Elinor Ostrom won the Nobel Prize in economics for her work on governing the commons through collective action. She used case studies from Nepal and other places to argue that around the world private associations have often managed to avoid the tragedy of the commons and develop efficient uses of resources. She also finds that formally government protected forest will fail to protect common pool resources if local users do not regard the state’s rules as legitimate. Therefore those rules need to be developed through a consensus with locals instead of being pushed on them in an antagonistic manner. It is interesting that Ostrom found that many tribal communities in interior areas of Nepal are the very cases that managed common pool resources well.
It is imperative that locals in forests be given some autonomy and assistance to secure common ownership over their/our lands so they are able to sustain these resources. The example of betel cultivation among the Khasis is an instance whereby indigenous peoples are making products valued in the market while being able to retain their basic modes of living.
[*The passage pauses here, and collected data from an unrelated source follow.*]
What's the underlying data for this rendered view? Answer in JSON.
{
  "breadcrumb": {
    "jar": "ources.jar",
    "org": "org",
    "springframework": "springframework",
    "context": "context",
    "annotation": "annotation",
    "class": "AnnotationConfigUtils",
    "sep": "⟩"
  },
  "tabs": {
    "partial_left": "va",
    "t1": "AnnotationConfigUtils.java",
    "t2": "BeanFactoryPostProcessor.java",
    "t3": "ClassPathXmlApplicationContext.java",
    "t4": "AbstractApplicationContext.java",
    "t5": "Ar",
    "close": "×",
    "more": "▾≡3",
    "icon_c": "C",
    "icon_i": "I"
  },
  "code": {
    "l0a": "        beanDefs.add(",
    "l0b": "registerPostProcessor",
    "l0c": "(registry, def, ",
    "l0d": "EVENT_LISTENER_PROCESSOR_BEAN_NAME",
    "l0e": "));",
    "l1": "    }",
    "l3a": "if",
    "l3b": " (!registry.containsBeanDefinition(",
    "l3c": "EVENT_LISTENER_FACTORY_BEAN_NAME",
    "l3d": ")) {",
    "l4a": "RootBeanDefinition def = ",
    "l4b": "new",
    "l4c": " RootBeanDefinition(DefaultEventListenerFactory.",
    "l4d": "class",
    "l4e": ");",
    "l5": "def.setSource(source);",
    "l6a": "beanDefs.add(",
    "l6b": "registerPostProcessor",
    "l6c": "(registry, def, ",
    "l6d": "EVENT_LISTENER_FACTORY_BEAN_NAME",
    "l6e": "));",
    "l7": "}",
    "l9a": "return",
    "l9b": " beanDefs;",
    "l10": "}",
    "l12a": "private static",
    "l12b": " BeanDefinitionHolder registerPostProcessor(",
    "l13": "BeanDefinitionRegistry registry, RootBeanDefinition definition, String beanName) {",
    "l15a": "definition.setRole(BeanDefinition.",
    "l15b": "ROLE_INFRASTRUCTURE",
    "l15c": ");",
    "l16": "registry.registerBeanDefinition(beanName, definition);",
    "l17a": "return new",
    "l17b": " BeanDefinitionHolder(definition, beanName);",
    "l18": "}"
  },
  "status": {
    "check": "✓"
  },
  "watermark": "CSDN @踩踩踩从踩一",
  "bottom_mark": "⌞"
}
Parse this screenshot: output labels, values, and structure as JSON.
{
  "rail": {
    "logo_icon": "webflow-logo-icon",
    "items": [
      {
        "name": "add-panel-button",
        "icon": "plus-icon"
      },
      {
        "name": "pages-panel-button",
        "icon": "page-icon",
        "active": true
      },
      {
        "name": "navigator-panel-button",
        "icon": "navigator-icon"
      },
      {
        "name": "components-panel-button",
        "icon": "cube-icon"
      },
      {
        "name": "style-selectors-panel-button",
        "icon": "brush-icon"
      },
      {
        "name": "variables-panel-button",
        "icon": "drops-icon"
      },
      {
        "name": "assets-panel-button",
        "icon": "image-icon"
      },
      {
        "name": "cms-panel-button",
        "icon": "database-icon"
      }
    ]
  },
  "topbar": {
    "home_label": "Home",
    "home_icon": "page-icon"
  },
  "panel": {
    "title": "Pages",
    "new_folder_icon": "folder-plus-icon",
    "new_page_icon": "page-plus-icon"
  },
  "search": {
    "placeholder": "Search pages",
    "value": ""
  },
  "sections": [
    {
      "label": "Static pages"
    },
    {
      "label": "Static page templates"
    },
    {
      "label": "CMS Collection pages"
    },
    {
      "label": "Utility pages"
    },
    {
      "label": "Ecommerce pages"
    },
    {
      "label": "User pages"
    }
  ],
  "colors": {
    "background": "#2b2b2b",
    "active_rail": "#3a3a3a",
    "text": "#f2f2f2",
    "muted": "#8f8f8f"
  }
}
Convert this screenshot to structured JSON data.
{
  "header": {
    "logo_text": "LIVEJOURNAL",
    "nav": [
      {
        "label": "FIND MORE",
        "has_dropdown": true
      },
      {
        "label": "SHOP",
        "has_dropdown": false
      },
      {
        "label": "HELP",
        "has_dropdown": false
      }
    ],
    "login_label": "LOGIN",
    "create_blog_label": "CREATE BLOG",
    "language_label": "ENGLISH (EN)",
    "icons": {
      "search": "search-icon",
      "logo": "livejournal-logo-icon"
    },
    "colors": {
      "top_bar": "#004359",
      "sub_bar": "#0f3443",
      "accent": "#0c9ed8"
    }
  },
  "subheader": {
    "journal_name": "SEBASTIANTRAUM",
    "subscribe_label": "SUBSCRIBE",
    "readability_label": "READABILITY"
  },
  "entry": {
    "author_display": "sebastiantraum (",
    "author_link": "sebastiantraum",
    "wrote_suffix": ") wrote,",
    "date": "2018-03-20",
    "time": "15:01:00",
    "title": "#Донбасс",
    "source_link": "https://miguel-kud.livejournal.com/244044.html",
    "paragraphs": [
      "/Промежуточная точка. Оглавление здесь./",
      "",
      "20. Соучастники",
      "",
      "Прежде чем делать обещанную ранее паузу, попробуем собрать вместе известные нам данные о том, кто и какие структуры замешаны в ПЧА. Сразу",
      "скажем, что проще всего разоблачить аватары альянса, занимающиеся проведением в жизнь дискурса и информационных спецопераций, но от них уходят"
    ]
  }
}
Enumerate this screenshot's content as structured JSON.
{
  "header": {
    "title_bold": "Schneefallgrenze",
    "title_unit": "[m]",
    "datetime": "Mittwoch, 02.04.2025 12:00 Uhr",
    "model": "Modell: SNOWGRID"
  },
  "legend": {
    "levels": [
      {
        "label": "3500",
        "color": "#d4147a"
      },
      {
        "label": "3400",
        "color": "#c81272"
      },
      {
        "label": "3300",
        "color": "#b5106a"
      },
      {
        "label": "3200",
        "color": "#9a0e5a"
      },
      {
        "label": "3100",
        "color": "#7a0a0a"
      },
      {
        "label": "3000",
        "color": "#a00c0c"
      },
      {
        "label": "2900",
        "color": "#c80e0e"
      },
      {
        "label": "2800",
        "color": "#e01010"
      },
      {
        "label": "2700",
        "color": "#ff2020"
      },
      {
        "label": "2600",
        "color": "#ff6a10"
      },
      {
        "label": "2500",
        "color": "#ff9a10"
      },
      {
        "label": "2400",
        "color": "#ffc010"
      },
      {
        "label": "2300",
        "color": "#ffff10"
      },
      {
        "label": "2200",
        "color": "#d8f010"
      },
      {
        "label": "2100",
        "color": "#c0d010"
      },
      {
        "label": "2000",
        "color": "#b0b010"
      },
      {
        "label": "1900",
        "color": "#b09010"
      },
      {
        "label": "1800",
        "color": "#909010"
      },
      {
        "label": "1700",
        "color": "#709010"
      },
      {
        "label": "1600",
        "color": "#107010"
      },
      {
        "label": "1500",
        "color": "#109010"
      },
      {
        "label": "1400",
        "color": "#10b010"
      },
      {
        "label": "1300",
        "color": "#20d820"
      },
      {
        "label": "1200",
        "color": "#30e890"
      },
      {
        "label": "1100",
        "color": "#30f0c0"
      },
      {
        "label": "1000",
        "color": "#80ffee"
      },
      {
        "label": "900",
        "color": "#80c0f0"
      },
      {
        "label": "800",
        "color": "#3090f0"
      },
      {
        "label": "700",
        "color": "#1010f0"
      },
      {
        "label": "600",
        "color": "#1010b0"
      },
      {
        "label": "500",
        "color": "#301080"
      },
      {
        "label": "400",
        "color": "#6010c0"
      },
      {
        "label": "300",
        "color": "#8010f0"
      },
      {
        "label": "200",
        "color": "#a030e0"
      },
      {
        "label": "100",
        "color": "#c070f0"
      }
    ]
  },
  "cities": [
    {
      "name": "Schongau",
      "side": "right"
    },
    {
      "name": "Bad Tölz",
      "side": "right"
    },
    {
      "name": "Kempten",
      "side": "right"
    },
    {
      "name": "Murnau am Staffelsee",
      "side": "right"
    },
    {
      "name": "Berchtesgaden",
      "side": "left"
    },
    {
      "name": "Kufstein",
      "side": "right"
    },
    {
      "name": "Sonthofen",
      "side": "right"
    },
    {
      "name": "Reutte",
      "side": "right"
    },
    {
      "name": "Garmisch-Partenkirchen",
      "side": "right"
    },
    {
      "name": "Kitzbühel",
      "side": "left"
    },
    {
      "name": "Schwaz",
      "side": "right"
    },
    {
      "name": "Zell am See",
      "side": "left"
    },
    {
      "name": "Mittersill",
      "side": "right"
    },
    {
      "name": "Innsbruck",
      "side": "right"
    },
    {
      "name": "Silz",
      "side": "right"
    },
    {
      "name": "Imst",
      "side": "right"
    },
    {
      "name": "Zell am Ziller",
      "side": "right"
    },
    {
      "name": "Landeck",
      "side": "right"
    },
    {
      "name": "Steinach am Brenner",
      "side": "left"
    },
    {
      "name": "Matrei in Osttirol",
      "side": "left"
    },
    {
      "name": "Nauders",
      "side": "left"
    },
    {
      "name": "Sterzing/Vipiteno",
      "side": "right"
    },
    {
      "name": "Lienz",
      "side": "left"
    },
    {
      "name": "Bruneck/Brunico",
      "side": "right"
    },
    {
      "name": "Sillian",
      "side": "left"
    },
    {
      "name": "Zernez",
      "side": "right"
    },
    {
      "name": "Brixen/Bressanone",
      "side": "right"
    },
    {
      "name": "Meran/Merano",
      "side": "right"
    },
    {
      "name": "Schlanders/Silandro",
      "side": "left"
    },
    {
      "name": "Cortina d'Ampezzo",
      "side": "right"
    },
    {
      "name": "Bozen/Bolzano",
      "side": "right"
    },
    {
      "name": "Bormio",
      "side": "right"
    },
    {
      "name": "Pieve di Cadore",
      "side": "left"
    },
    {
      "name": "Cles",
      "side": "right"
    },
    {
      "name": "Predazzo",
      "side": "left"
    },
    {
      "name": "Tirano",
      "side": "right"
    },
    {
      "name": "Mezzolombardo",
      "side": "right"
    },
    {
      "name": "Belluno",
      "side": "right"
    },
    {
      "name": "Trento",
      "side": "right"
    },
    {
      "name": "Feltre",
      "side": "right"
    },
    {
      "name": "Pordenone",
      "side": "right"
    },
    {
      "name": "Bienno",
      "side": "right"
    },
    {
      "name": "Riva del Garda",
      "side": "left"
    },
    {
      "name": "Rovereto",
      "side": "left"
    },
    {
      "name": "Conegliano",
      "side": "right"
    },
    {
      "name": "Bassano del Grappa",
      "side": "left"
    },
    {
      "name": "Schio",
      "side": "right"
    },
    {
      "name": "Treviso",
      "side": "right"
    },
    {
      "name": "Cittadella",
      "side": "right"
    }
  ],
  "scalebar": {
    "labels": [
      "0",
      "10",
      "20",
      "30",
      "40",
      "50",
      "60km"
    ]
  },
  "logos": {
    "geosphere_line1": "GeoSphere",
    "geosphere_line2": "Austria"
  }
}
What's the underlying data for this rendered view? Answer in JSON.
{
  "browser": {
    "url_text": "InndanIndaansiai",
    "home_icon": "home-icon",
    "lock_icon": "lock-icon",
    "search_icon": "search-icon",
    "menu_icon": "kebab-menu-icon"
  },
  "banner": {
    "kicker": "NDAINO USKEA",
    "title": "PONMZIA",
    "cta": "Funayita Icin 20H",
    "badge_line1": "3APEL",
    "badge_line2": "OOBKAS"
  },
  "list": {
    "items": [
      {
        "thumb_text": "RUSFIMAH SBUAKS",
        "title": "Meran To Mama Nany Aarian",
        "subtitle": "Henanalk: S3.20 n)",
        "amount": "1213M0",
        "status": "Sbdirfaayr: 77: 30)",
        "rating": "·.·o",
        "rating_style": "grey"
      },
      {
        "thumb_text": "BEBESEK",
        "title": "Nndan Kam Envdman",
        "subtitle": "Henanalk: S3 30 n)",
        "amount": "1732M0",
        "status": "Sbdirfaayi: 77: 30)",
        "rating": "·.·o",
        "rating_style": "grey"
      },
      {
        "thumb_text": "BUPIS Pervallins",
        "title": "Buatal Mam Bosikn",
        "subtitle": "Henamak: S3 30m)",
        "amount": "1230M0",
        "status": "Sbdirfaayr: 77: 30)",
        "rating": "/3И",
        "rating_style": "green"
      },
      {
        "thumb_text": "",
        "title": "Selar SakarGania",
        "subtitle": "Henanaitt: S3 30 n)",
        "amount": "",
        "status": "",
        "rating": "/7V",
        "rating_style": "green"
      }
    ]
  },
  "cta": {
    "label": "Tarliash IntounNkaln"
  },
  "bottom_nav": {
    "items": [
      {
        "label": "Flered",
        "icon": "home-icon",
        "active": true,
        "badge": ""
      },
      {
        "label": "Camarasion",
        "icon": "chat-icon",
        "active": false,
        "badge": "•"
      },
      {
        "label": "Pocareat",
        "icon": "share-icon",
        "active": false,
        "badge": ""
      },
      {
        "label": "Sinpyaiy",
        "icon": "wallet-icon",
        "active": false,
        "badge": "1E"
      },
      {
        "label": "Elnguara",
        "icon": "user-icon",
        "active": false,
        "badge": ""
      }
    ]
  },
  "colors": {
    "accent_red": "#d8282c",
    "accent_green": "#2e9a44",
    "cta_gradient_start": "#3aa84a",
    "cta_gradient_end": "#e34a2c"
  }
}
In India, The Forest Rights Act (FRA) of 2006 passed by the parliament was followed by a year of fiery campaigns by rival lobbies of forest conservation and tribal rights activists. The Act was designed undo the ‘historical injustice’ perpetrated on forest dwelling communities by providing a framework that recognises and vests forest rights in them. The FRA has formed the basis for community management of forests. However, there is resistance from many vested authorities to give up power over forest resources. This has become a norm for the beneficiaries of the state — those by whom the powers of the state are held in common. In fact, the Ministry of Environment and Forest finds the situation intolerable — how can poor tribals in Gram Sabhas be allowed to vote to decide the fate of the large ‘development’ projects of the rich corporate houses and multinational corporations?
What is relevant here is who the state thinks deserves to be in the commons. This is a contestation that is common to all states and knows no boundaries. Are the people living in the forests seen as part of the family that makes the state? Who is the ‘us’ that are entitled to the commons? Many tribals have left Bangladesh over time — the Rakhine for Burma and the many groups, Chakmas, Khasis, Tripuras and others, for India. If they had felt that the commons belonged to them, would they have left? What sort of sense of commonality does the state allow for different peoples in Bangladesh? Who feels that they are part of the official ‘us’?
We know that rivers, mountains, and wildlife know no nation state boundaries. Yet we put them there and people have to abide by them — a Hajong must decide if she is Bangladeshi or Indian, a Rakhine whether he is Bangladeshi or Burmese. And then they hope that the state sees them as people who have rights to national resources.
The process by which those of us who are committed to maintaining heterogeneity in our relatively newfound national identity can help define who ‘we’ are is not an easy one. It is difficult for many of us to understand the needs of the ‘others’ amidst us. My suggestion would be to pause and recall the moment of alienation we felt when we were excluded from anything at all, and use that moment to embrace and extend the definition of ‘we’ to as far as our imagination might allow.
Farida C Khan is professor of economics, University of Wisconsin-Parkside.